Expatica news

Russia slams US fine over disputed Jewish archive

Russia on Thursday branded as a provocation a US judge’s decision to slap a $50,000-a-day fine on Moscow for its failure to return an historic but disputed Jewish library to the United States.

A US District Court court on Tuesday levied the fine for Russia’s failure to comply with a 2010 order to return the collection to either embassy officials in Moscow or representatives of the Chabad-Lubavitch Jewish community in Moscow.

The Russian foreign ministry called the 2010 ruling an “abominable” decision that was made only worse by Tuesday’s fine.

Russia “views this as a completely illegal and provocative ruling,” the foreign ministry said in reference to Tuesday’s order.
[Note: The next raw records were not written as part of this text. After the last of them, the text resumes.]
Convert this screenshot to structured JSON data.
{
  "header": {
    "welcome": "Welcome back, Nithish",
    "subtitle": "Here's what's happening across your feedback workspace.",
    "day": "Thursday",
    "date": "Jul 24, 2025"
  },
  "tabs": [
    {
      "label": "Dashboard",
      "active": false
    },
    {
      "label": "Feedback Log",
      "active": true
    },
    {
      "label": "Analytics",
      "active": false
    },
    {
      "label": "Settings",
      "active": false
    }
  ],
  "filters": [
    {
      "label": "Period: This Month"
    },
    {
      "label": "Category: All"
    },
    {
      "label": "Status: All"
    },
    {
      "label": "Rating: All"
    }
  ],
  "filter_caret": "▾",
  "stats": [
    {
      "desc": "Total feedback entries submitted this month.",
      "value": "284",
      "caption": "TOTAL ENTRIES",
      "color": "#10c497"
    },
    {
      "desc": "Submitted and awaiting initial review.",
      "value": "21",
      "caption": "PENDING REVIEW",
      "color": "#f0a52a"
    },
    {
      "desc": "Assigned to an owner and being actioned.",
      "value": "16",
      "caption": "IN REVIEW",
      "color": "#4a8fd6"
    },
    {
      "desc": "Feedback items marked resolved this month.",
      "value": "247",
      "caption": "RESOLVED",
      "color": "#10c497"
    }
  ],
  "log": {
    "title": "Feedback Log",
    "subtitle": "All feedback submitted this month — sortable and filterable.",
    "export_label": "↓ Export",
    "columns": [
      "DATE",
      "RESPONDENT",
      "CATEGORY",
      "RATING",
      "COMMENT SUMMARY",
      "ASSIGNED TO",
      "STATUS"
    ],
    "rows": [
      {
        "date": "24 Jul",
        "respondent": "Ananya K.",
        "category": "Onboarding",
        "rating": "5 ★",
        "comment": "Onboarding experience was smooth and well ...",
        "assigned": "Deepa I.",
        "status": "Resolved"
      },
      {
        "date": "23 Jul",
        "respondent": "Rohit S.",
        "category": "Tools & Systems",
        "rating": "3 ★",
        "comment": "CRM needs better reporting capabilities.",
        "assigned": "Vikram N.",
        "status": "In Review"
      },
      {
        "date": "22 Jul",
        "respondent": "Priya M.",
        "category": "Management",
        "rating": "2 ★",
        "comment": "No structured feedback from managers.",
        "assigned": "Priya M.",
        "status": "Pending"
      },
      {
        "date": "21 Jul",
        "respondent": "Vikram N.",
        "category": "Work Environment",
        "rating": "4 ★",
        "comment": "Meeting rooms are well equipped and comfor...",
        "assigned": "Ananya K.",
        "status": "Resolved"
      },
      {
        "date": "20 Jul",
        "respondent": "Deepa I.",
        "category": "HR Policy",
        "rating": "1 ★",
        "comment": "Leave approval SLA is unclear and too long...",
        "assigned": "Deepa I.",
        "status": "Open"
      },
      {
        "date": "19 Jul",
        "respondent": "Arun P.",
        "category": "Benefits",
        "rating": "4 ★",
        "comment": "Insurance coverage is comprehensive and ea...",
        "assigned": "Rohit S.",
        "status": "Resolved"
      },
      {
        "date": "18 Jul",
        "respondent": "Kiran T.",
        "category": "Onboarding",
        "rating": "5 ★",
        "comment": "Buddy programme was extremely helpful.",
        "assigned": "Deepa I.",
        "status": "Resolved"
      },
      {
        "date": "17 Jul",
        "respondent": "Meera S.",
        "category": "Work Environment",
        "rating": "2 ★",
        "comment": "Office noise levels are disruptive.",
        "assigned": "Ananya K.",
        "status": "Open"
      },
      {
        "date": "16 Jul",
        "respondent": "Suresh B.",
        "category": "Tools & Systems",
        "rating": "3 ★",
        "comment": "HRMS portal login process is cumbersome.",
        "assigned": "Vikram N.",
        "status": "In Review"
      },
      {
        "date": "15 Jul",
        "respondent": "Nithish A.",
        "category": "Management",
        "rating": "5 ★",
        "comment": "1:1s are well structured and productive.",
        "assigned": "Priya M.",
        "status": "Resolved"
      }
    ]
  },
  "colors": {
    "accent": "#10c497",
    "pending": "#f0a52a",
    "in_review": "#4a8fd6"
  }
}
“We are outraged that the Washington court took this unprecedented step, which is fraught with the most serious of consequences,” said the statement.

The archive — referred to as the Schneersohn Library in honour of its original owner Rabbi Joseph Isaac Schneersohn — was seized by Soviet troops in Nazi Germany at the end of World War II.

The library — which contains historic Jewish texts assembled in the 18th century — has since been moved to the Russian state archive.

The vast library is being claimed by a Hasidic group in New York but the Russian government insists that it is a part of its historic holdings.

The dispute has harmed cultural exchanges between the two countries and seen Russia put a freeze on the display of art exhibits in the United States for fear of them getting seized as collateral.